Meski begitu, ia meyakini kondisi tersebut mulai mendekati titik balik (market bottom). Salah satu alasannya adalah mulai melambatnya inflasi di Amerika Serikat serta meningkatnya optimisme terhadap kepastian regulasi kripto melalui Clarity Act.
Tom Lee kemudian membagi perjalanan Ethereum ke dalam dua fase.
Menurutnya, ETH 1.0 merupakan periode ketika pertumbuhan Ethereum didorong oleh berbagai inovasi di industri kripto, mulai dari ICO Boom, NFT Boom, ETF Spot Ethereum, hingga pertumbuhan stablecoin.
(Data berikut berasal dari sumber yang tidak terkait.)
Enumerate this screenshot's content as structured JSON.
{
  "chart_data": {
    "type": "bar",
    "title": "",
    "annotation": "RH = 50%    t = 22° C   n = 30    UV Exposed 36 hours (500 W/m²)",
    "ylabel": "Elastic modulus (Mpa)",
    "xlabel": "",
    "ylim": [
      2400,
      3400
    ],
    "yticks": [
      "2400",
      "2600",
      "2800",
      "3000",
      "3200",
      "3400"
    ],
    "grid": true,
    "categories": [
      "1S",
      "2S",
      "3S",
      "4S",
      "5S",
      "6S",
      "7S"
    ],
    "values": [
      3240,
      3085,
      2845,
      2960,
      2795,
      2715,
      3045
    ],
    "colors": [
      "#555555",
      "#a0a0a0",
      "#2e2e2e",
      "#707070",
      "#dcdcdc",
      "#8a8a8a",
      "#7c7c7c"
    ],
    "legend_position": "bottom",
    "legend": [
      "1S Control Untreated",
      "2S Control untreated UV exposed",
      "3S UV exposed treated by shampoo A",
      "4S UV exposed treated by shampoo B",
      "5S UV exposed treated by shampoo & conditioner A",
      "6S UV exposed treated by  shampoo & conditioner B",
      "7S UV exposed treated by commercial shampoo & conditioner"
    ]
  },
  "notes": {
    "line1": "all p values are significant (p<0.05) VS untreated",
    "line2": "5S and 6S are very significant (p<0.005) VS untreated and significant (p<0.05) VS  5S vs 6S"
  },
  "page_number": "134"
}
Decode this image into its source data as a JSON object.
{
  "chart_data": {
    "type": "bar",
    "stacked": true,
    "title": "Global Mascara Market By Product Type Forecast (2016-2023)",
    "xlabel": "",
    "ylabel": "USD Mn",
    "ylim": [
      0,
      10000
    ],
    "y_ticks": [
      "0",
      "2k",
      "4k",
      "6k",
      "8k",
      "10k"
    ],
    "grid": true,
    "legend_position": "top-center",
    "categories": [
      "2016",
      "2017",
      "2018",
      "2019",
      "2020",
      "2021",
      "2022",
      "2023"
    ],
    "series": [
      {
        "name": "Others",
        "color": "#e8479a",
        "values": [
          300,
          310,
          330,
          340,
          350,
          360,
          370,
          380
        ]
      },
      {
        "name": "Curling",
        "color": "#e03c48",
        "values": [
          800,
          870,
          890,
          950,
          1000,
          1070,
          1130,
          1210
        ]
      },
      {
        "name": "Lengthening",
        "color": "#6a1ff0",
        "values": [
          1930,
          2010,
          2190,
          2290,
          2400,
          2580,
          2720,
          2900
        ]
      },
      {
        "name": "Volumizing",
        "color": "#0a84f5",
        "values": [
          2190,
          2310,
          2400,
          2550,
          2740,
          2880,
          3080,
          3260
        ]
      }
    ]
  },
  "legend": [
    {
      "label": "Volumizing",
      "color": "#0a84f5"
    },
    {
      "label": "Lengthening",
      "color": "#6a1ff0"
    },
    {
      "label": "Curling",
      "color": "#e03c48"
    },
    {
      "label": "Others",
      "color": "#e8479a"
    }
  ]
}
Seluruh katalis tersebut sempat membawa harga ETH mendekati $5.000, namun menurut Lee pasar masih melihat Ethereum sebagai aset kripto biasa.
Sementara itu, ETH 2.0 adalah fase ketika Ethereum mulai digunakan sebagai infrastruktur ekonomi global. Dalam pandangannya, Wall Street kini mulai membangun berbagai layanan keuangan di atas Ethereum, sehingga nilai jaringan tidak lagi hanya bergantung pada aktivitas kripto semata.
“But we believe crypto spring is here, and it’s not a straight line higher,” ujar Tom Lee
Namun, ia menjelaskan bahwa prosesnya tidak akan berlangsung naik seperti garis lurus karena harga aset kripto, termasuk Ethereum, masih berpotensi mengalami volatilitas dan koreksi sebelum melanjutkan tren kenaikan dalam jangka panjang.
Wall Street Semakin Memilih Ethereum
Salah satu alasan utama optimisme Tom Lee adalah semakin banyak institusi keuangan besar yang membangun layanan berbasis Ethereum.
Dalam 12 bulan terakhir, sejumlah proyek tokenisasi besar seperti BlackRock BUIDL, JPMorgan, Securitize, hingga Ondo Finance memanfaatkan ekosistem Ethereum sebagai infrastruktur utama.
Selain itu, Robinhood juga meluncurkan blockchain berbasis Arbitrum, sebuah Layer-2 Ethereum. Menurut Lee, jaringan tersebut telah memproses volume transaksi yang besar dan tetap menggunakan ETH sebagai token gas, sementara penyelesaian transaksi akhirnya dilakukan di Ethereum Layer-1.
Hal tersebut dinilai memperkuat posisi Ethereum sebagai infrastruktur keuangan digital.
Baca juga: Tom Lee Prediksi Ethereum Jadi Jembatan Wall Street dan Kripto
Tom Lee Bandingkan Ethereum dengan Amazon, Nvidia, dan JPMorgan
Alih-alih membandingkan Ethereum dengan Bitcoin, Tom Lee justru menggunakan tiga perusahaan besar sebagai analogi transformasi bisnis.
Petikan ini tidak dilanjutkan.